Monday, November 23, 2009

Ethical Objectives and Corporate Social Responsibility (CSR)

1. Define
Ethics - the moral principles and values that society believes organizations should consider in their decision-making and strategies.
Morals - a society's view of right and wrong actions.
Corporate Social Responsibility - A business which acts morally towards ethical and environmental issues within the various stakeholder groups.
Social Auditing - an independent assessment including a review of a businesses environmental impact, staff management and contributions to society to ensure socially responsible objectives are being met.


2. Three Examples of Unethical Business Behaviour:
a) Financial Dishonesty - this encompasses illegal deliberate misinterpretation of financial accounts as well as morally unjust issues with business expenses being reimbursed to directors of companies.
b) Exploitation of the workforce - Encompasses the exploitation of employees in areas such as neglect of welfare issues, poor pay and unjust working conditions.
c) Exploitation of consumers - This is when firms knowingly exploit people or society by selling harmful products as well as charging excessive prices.
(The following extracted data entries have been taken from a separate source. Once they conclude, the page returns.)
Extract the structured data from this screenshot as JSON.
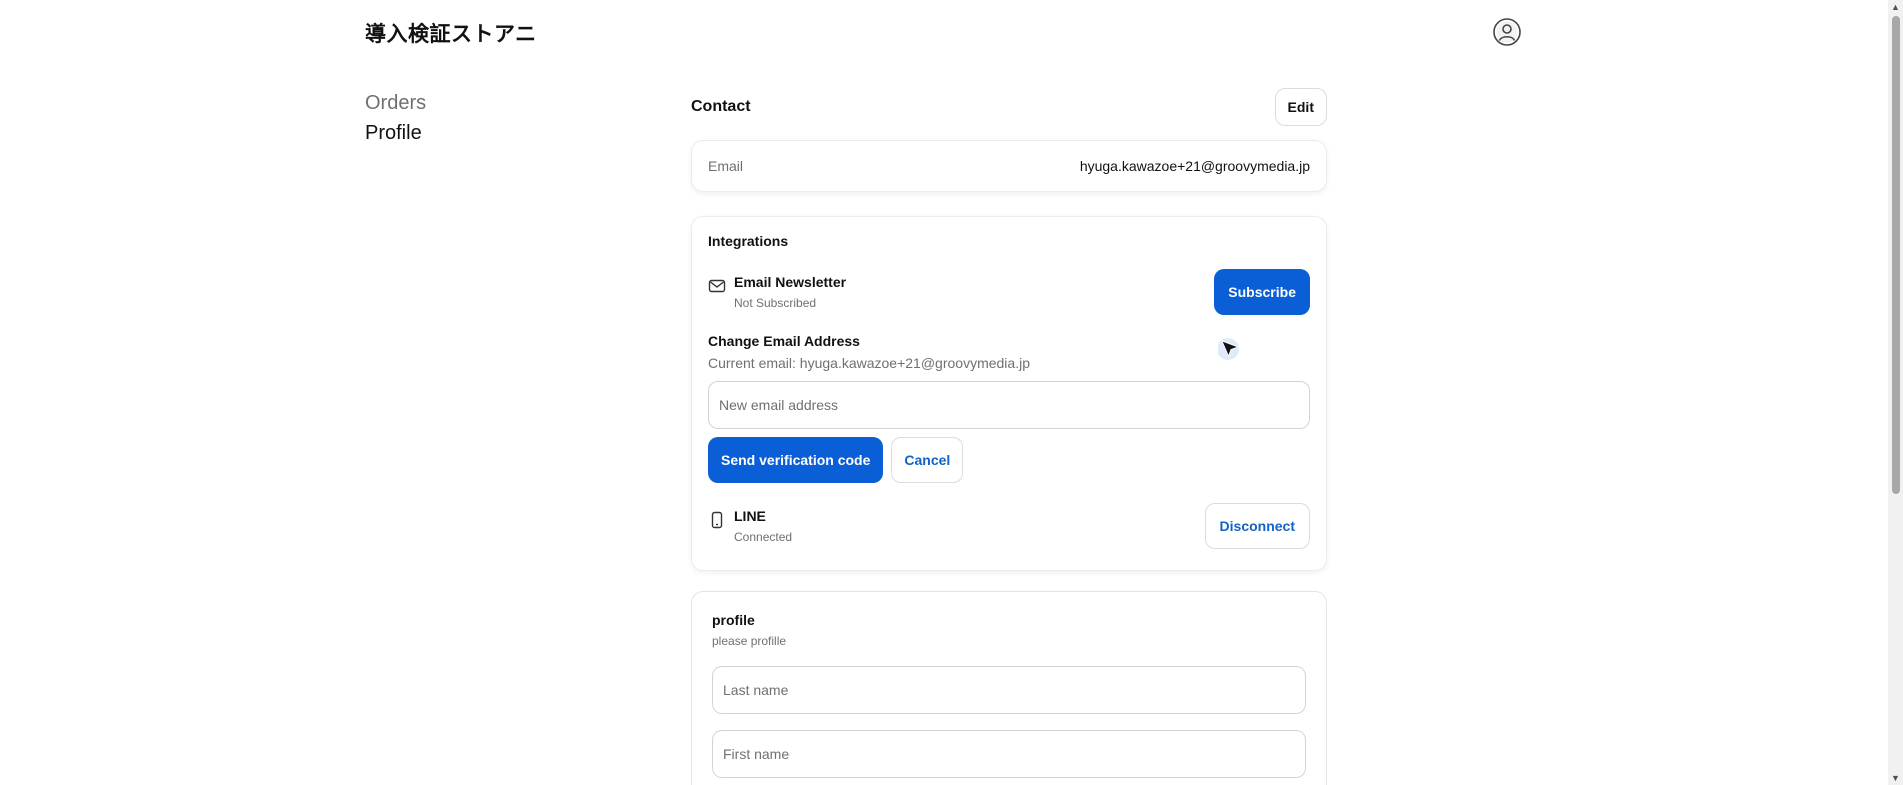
{
  "header": {
    "store_name": "導入検証ストアニ"
  },
  "nav": {
    "orders": "Orders",
    "profile": "Profile"
  },
  "contact": {
    "title": "Contact",
    "edit_label": "Edit",
    "email_label": "Email",
    "email_value": "hyuga.kawazoe+21@groovymedia.jp"
  },
  "integrations": {
    "title": "Integrations",
    "newsletter": {
      "name": "Email Newsletter",
      "status": "Not Subscribed",
      "button": "Subscribe",
      "icon": "mail-icon"
    },
    "change_email": {
      "title": "Change Email Address",
      "current": "Current email: hyuga.kawazoe+21@groovymedia.jp",
      "placeholder": "New email address",
      "send_label": "Send verification code",
      "cancel_label": "Cancel"
    },
    "line": {
      "name": "LINE",
      "status": "Connected",
      "button": "Disconnect",
      "icon": "mobile-phone-icon"
    }
  },
  "profile_form": {
    "title": "profile",
    "subtitle": "please profille",
    "last_name_placeholder": "Last name",
    "first_name_placeholder": "First name"
  },
  "colors": {
    "primary": "#0a5fd6",
    "link": "#1462c5",
    "muted": "#707070"
  }
}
3. Advantages and Disadvantages of Businesses which behave ethically
Advantages:
- Improved Corporate Image - enhances the businesses reputation through treating employees fairly as well as being environmentally friendly.
- Increased Customer Loyalty - businesses build larger customer base though ethical and moral ideals of their objectives and actions.
- Cost Cutting - by being conscious of the environment (e.g. recycling, reduced excess packaging) businesses can often reduce some costs of production as well as reduce the risk of litigation costs from illegal actions.
- Improved Self Motivation - drives employees motivation, productivity and loyalty as they are working for an ethically and morally positive business as well reducing labour turnover.
- Improved Staff Morale - recruitment and retainment of motivated, quality staff as more want to work for business with strong ethical stance.

Disadvantages:
- Compliance Costs - acting ethically could be far more expensive due to additional money and time needed to produce the ethically supportive products (e.g. organic food is more expensive to harvest).
- Lower Profits - Higher prices due to compliance costs which in turn could cause an ethical dilemma where the business could need to adopt a less profitable course of action.
- Stakeholder Conflict - Organizational objectives within the various stakeholder groups could be different (e.g. financial investors are more concerned with the short-term profits as oppose to the firm's ethical stance).


4. How CSR helps a Business compete
The social responsibilities of a business play an important role in their corporate image.